Running a country inn is a huge step for her, too: "We were both scared to death," she says. "Bradwell's a pretty village but it's a lot different to Sheffield.
"But I've got to say I'm getting a real buzz out of it and, ten weeks in, we're so glad we've done it. It means a lot when people say they've enjoyed it and they want to come back."
The inn was closed for nearly a year after being taken over by the team who own the Riverside at Ashford in the Water and the Monsal Head Hotel.
The bar remains but otherwise the place is unrecognisable – a stylish blend of creamy walls, burnished wood and wicker chairs that would look more at home in a conservatory than a local boozer. Our only black mark is a lack of intimacy but that could be easily corrected with some background music, a dimmer switch and a few candles.
It is very definitely a restaurant with a bar rather than a pub that serves food, although real ales are a speciality (including locally brewed Alton and Thornbridge) and there's plenty of room for those who simply want a pint.
For more restaurant review log on to our food map"There's no darts and dominoes or two meals for a fiver but everyone's welcome and people seem to like it," says Kelly.
Charlie agrees: "We want the place to be nice and friendly, not staid; a place where people can drop in for a beer and a bowl of soup or settle down for three courses with wine."
His menu is essentially British, executed with the flair which has earned him his reputation. There's ham hock terrine, fresh seared tuna, crisp belly pork and roasted red pepper risotto.
The wine list is impressive, ranging from £13.50 to £43 – Charlie may still be learning cellar skills but he knows a thing or two about wine. We choose a bottle of Vista Flores, a soft, fruity blend of malbec and sangiovese (£13.50).
Soup of the day is roasted red pepper and tomato: a tangy combination with great flavour and a nice, light texture.
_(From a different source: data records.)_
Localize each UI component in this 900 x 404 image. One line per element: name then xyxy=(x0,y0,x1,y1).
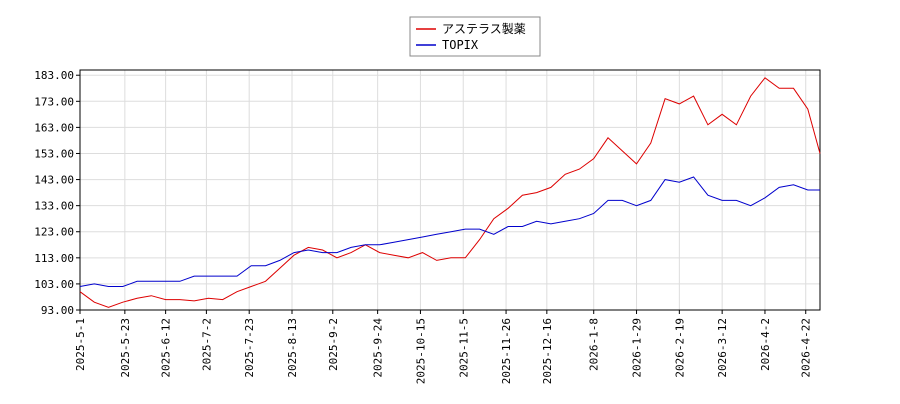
x-tick-label: 2026-1-29 xyxy=(631,318,644,378)
series-line xyxy=(79,176,820,287)
x-tick-label: 2026-2-19 xyxy=(673,318,686,378)
x-tick-label: 2026-4-22 xyxy=(800,318,813,378)
y-tick-label: 143.00 xyxy=(34,174,74,187)
legend-label: アステラス製薬 xyxy=(442,22,526,36)
series-line xyxy=(79,77,821,308)
y-tick-label: 163.00 xyxy=(34,121,74,134)
y-tick-label: 183.00 xyxy=(34,69,74,82)
y-tick-label: 153.00 xyxy=(34,147,74,160)
y-tick-label: 123.00 xyxy=(34,226,74,239)
legend-box xyxy=(409,16,541,57)
x-tick-label: 2025-11-26 xyxy=(500,318,513,384)
x-tick-label: 2026-4-2 xyxy=(759,318,772,371)
x-tick-label: 2025-9-2 xyxy=(327,318,340,371)
legend-label: TOPIX xyxy=(442,38,479,52)
plot-frame xyxy=(79,69,821,311)
y-tick-label: 133.00 xyxy=(34,200,74,213)
y-tick-label: 103.00 xyxy=(34,278,74,291)
x-tick-label: 2025-5-23 xyxy=(119,318,132,378)
x-tick-label: 2025-9-24 xyxy=(372,318,385,378)
y-tick-label: 93.00 xyxy=(41,304,74,317)
x-tick-label: 2025-8-13 xyxy=(286,318,299,378)
x-tick-label: 2025-7-23 xyxy=(243,318,256,378)
x-tick-label: 2025-11-5 xyxy=(457,318,470,378)
x-tick-label: 2025-5-1 xyxy=(74,318,87,371)
x-tick-label: 2025-10-15 xyxy=(414,318,427,384)
x-tick-label: 2026-3-12 xyxy=(716,318,729,378)
y-tick-label: 173.00 xyxy=(34,95,74,108)
x-tick-label: 2026-1-8 xyxy=(588,318,601,371)
x-tick-label: 2025-7-2 xyxy=(200,318,213,371)
x-tick-label: 2025-6-12 xyxy=(160,318,173,378)
x-tick-label: 2025-12-16 xyxy=(541,318,554,384)
y-tick-label: 113.00 xyxy=(34,252,74,265)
There's a whole basket of bread and a pot of soft butter to go with it.
Goats cheese mousse arrives looking more like an ice cream wafer: two scoops, sandwiched between flaky pasta crisps. It's thick, creamy and wonderfully rich, artfully enhanced by swirls of pesto and balsamic syrup and tastefully complemented by the accompanying red onion relish.
Slow-braised shoulder of lamb (Charlie's best seller) is boned and rolled into a cylinder of exquisitely tender meat with a hint of rosemary. Buttery mashed potato and savoy cabbage, annointed with cream, complete the dish. This is not the place for weight-watchers.
Duck leg from the specials menu is meaty and succulent with a good, gamey flavour. It comes with creamed potato, green beans and sweet-sour red cabbage which is the perfect foil. We share a side order of veg: crisp mangetout, carrots and cauliflower.
Dessert is out of the question for me but my companion dutifully orders gin and lime posset – an ambrosial combination that manages to be light, intense and cuts through the cream as a good palate-cleanser should. The hazelnut biscotti are wholly unnecessary but we eat them anyway.
Coffee completes the meal (we forego the Thornton's chocolates). Dinner for two, excluding wine and service, is £39.70.
Verdict: gourmet food at pub prices – the foodie's dream – and anyone who over-indulges can stay the night…
Open: 12-2.30pm and 6-9.30pm Mon-Fri; 12-9.30pm Sat; 12-4pm Sun – £15 for a 3-course lunch.
Samuel Fox Country Inn, Stretfield Road, Bradwell, Hope Valley (01433) 623 770.